Using Unity Catalog with Structured Streaming

You can use Structured Streaming with Unity Catalog to manage data governance for your incremental and streaming workloads on Databricks. This document outlines supported functionality and limitations, as well as providing some recommended best practices for using Unity Catalog and Structured Streaming together.

What Structured Streaming functionality does Unity Catalog support?

Unity Catalog does not add any explicit limits for Structured Streaming sources and sinks available on Databricks. The Unity Catalog data governance model allows you to stream data from managed and external tables in Unity Catalog. You can also use external locations managed by Unity Catalog to interact with data using object storage URIs. You can write to external tables using either table names or file paths; you can only interact with managed tables on Unity Catalog using the table name.

You can use external locations managed by Unity Catalog when specifying paths for Structured Streaming checkpoints.

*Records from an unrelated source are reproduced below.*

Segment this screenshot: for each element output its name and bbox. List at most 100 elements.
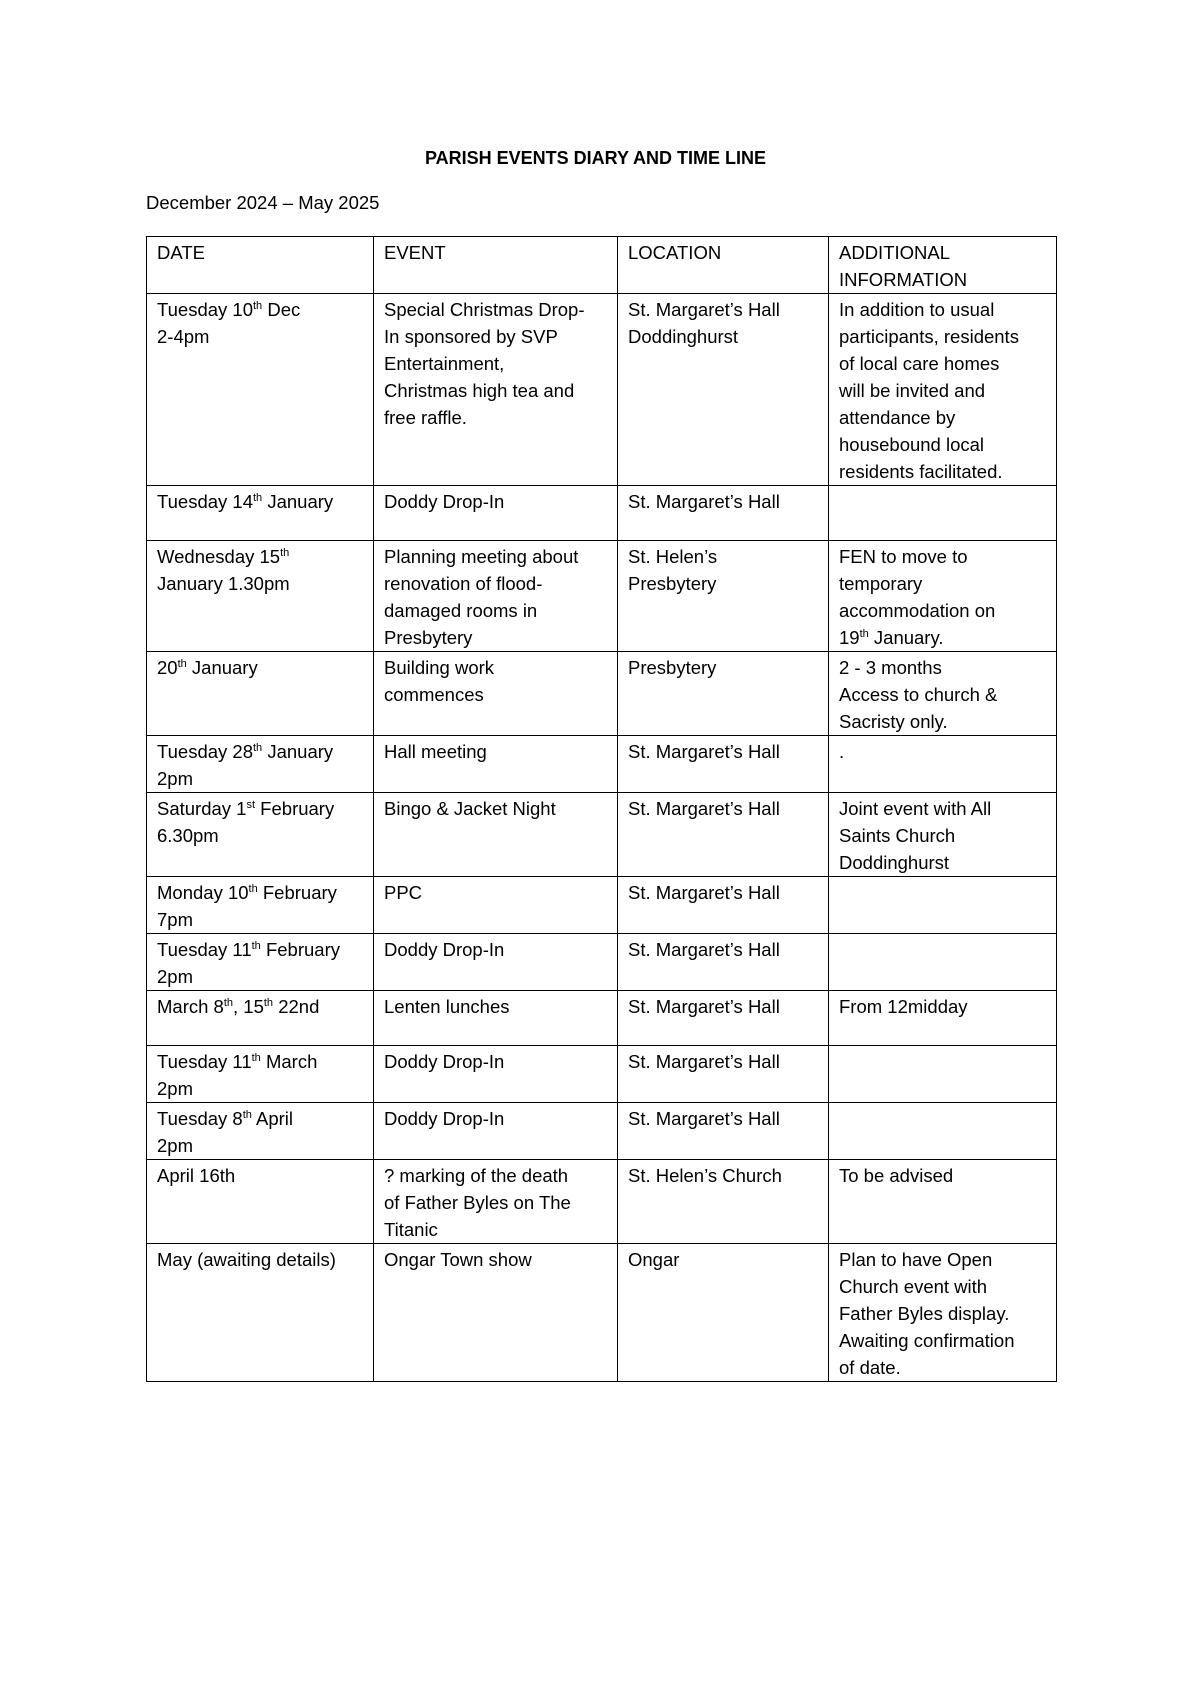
cell-line: 2pm bbox=[157, 963, 363, 990]
cell-event: Doddy Drop-In bbox=[373, 1045, 618, 1103]
ordinal-suffix: th bbox=[242, 1109, 252, 1121]
cell-line: INFORMATION bbox=[839, 266, 1046, 293]
cell-text: March 8 bbox=[157, 996, 224, 1017]
cell-line: commences bbox=[384, 681, 607, 708]
cell-additional-info: 2 - 3 months Access to church & Sacristy o… bbox=[828, 651, 1057, 736]
cell-date: March 8th, 15th 22nd bbox=[146, 990, 374, 1046]
cell-date: Tuesday 8th April 2pm bbox=[146, 1102, 374, 1160]
cell-date: Tuesday 28th January 2pm bbox=[146, 735, 374, 793]
cell-line: ADDITIONAL bbox=[839, 239, 1046, 266]
cell-line: St. Margaret’s Hall bbox=[628, 488, 818, 515]
cell-line: St. Helen’s bbox=[628, 543, 818, 570]
cell-line: 2 - 3 months bbox=[839, 654, 1046, 681]
cell-line: From 12midday bbox=[839, 993, 1046, 1020]
cell-text: Doddy Drop-In bbox=[384, 1051, 505, 1072]
cell-date: 20th January bbox=[146, 651, 374, 736]
cell-line: Access to church & bbox=[839, 681, 1046, 708]
cell-line: Joint event with All bbox=[839, 795, 1046, 822]
cell-text: commences bbox=[384, 684, 484, 705]
cell-text: Tuesday 14 bbox=[157, 491, 253, 512]
cell-line: St. Helen’s Church bbox=[628, 1162, 818, 1189]
cell-line: Presbytery bbox=[628, 570, 818, 597]
cell-location: St. Margaret’s Hall bbox=[617, 1045, 829, 1103]
cell-text: February bbox=[260, 939, 340, 960]
cell-date: Tuesday 14th January bbox=[146, 485, 374, 541]
cell-text: Church event with bbox=[839, 1276, 988, 1297]
header-event: EVENT bbox=[373, 236, 618, 294]
cell-text: May (awaiting details) bbox=[157, 1249, 336, 1270]
cell-text: Lenten lunches bbox=[384, 996, 510, 1017]
cell-text: attendance by bbox=[839, 407, 956, 428]
ordinal-suffix: th bbox=[859, 628, 869, 640]
table-row: Saturday 1st February 6.30pm Bingo & Jacke… bbox=[146, 792, 1057, 877]
cell-line: St. Margaret’s Hall bbox=[628, 296, 818, 323]
cell-additional-info bbox=[828, 876, 1057, 934]
cell-text: housebound local bbox=[839, 434, 985, 455]
cell-text: Awaiting confirmation bbox=[839, 1330, 1015, 1351]
cell-line: Monday 10th February bbox=[157, 879, 363, 906]
cell-text: 2pm bbox=[157, 1078, 193, 1099]
cell-text: of local care homes bbox=[839, 353, 1000, 374]
cell-line: Presbytery bbox=[628, 654, 818, 681]
cell-text: January. bbox=[868, 627, 944, 648]
table-row: Tuesday 28th January 2pm Hall meeting St. M… bbox=[146, 735, 1057, 793]
cell-line: EVENT bbox=[384, 239, 607, 266]
cell-line: Saints Church bbox=[839, 822, 1046, 849]
ordinal-suffix: th bbox=[253, 300, 263, 312]
cell-text: free raffle. bbox=[384, 407, 467, 428]
ordinal-suffix: th bbox=[251, 940, 261, 952]
table-row: Monday 10th February 7pm PPC St. Margaret’s… bbox=[146, 876, 1057, 934]
cell-text: Plan to have Open bbox=[839, 1249, 993, 1270]
cell-line: St. Margaret’s Hall bbox=[628, 936, 818, 963]
cell-additional-info: From 12midday bbox=[828, 990, 1057, 1046]
cell-line: LOCATION bbox=[628, 239, 818, 266]
cell-location: St. Margaret’s Hall bbox=[617, 735, 829, 793]
cell-line: Tuesday 28th January bbox=[157, 738, 363, 765]
cell-line: FEN to move to bbox=[839, 543, 1046, 570]
cell-line: St. Margaret’s Hall bbox=[628, 738, 818, 765]
cell-line: Awaiting confirmation bbox=[839, 1327, 1046, 1354]
ordinal-suffix: th bbox=[248, 883, 258, 895]
cell-line: of Father Byles on The bbox=[384, 1189, 607, 1216]
cell-line: Planning meeting about bbox=[384, 543, 607, 570]
cell-additional-info: Joint event with All Saints Church Dodding… bbox=[828, 792, 1057, 877]
cell-text: 2pm bbox=[157, 768, 193, 789]
cell-text: . bbox=[839, 741, 845, 762]
cell-text: February bbox=[255, 798, 335, 819]
cell-date: Tuesday 11th February 2pm bbox=[146, 933, 374, 991]
cell-line: Tuesday 14th January bbox=[157, 488, 363, 515]
header-row: DATE EVENT LOCATION ADDITIONAL INFORMATION bbox=[146, 236, 1057, 294]
cell-text: Tuesday 28 bbox=[157, 741, 253, 762]
cell-text: EVENT bbox=[384, 242, 446, 263]
cell-text: renovation of flood- bbox=[384, 573, 543, 594]
cell-text: April bbox=[251, 1108, 294, 1129]
cell-line: March 8th, 15th 22nd bbox=[157, 993, 363, 1020]
cell-event: Doddy Drop-In bbox=[373, 1102, 618, 1160]
cell-text: Building work bbox=[384, 657, 495, 678]
cell-text: Tuesday 11 bbox=[157, 1051, 252, 1072]
cell-text: 2-4pm bbox=[157, 326, 210, 347]
cell-line: of date. bbox=[839, 1354, 1046, 1381]
cell-additional-info: . bbox=[828, 735, 1057, 793]
ordinal-suffix: th bbox=[177, 658, 187, 670]
cell-location: St. Margaret’s Hall bbox=[617, 1102, 829, 1160]
cell-additional-info: To be advised bbox=[828, 1159, 1057, 1244]
cell-text: Saturday 1 bbox=[157, 798, 247, 819]
cell-line: Lenten lunches bbox=[384, 993, 607, 1020]
cell-line: 7pm bbox=[157, 906, 363, 933]
cell-additional-info bbox=[828, 1102, 1057, 1160]
cell-text: , 15 bbox=[233, 996, 264, 1017]
cell-date: Wednesday 15th January 1.30pm bbox=[146, 540, 374, 652]
cell-line: St. Margaret’s Hall bbox=[628, 795, 818, 822]
cell-line: Titanic bbox=[384, 1216, 607, 1243]
cell-event: Building work commences bbox=[373, 651, 618, 736]
cell-line: 2pm bbox=[157, 1132, 363, 1159]
cell-text: St. Margaret’s Hall bbox=[628, 1051, 780, 1072]
header-additional-info: ADDITIONAL INFORMATION bbox=[828, 236, 1057, 294]
cell-line: Plan to have Open bbox=[839, 1246, 1046, 1273]
table-row: Tuesday 11th February 2pm Doddy Drop-In St.… bbox=[146, 933, 1057, 991]
cell-text: Tuesday 11 bbox=[157, 939, 252, 960]
cell-line: of local care homes bbox=[839, 350, 1046, 377]
ordinal-suffix: th bbox=[223, 997, 234, 1009]
cell-line: Presbytery bbox=[384, 624, 607, 651]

To learn more about securely connecting storage with Unity Catalog, see Manage external locations and storage credentials.

You can use external locations managed by Unity Catalog when specifying paths for Structured Streaming checkpoints.

For both interactive notebooks and scheduled jobs, you must use single user clusters for Structured Streaming on Unity Catalog. Python and Scala are supported.

To walk through an end-to-end demo using Structured Streaming on Unity Catalog, see Run your first end-to-end analytics pipeline in the Databricks Lakehouse.

What Structured Streaming functionality is disabled on Unity Catalog?

Unity Catalog does not support some Structured Streaming features, including:

  • Continuous streaming mode

  • Asynchronous checkpointing

  • Using display() with Structured Streaming queries

How to structure your checkpoint and table files for Unity Catalog

Unity Catalog does not allow you to nest checkpoint files under the table directory. Databricks recommends storing Structured Streaming checkpoint in Unity Catalog external locations. Because Unity Catalog always checks permissions to access external tables using the cloud URI, you can safely store checkpoint data adjacent to table data in external locations. For example:

s3:/my-bucket/table1/
s3:/my-bucket/table1.checkpoint/
s3:/my-bucket/table2/
s3:/my-bucket/table2.checkpoint/

Caveats and recommendations for long-running streams

Unity Catalog introduces new models for managing temporary tokens to access data sources and sinks. Because all tokens are ephemeral, long-running Structured Streaming workloads will fail after a set period of time.

Streams run against all purpose or job clusters will fail after 30 days of continuous execution. For long-running workloads, Databricks recommends running Structured Streaming queries in jobs configured to retry automatically on failure. For more details, see Configure Structured Streaming jobs to restart streaming queries on failure.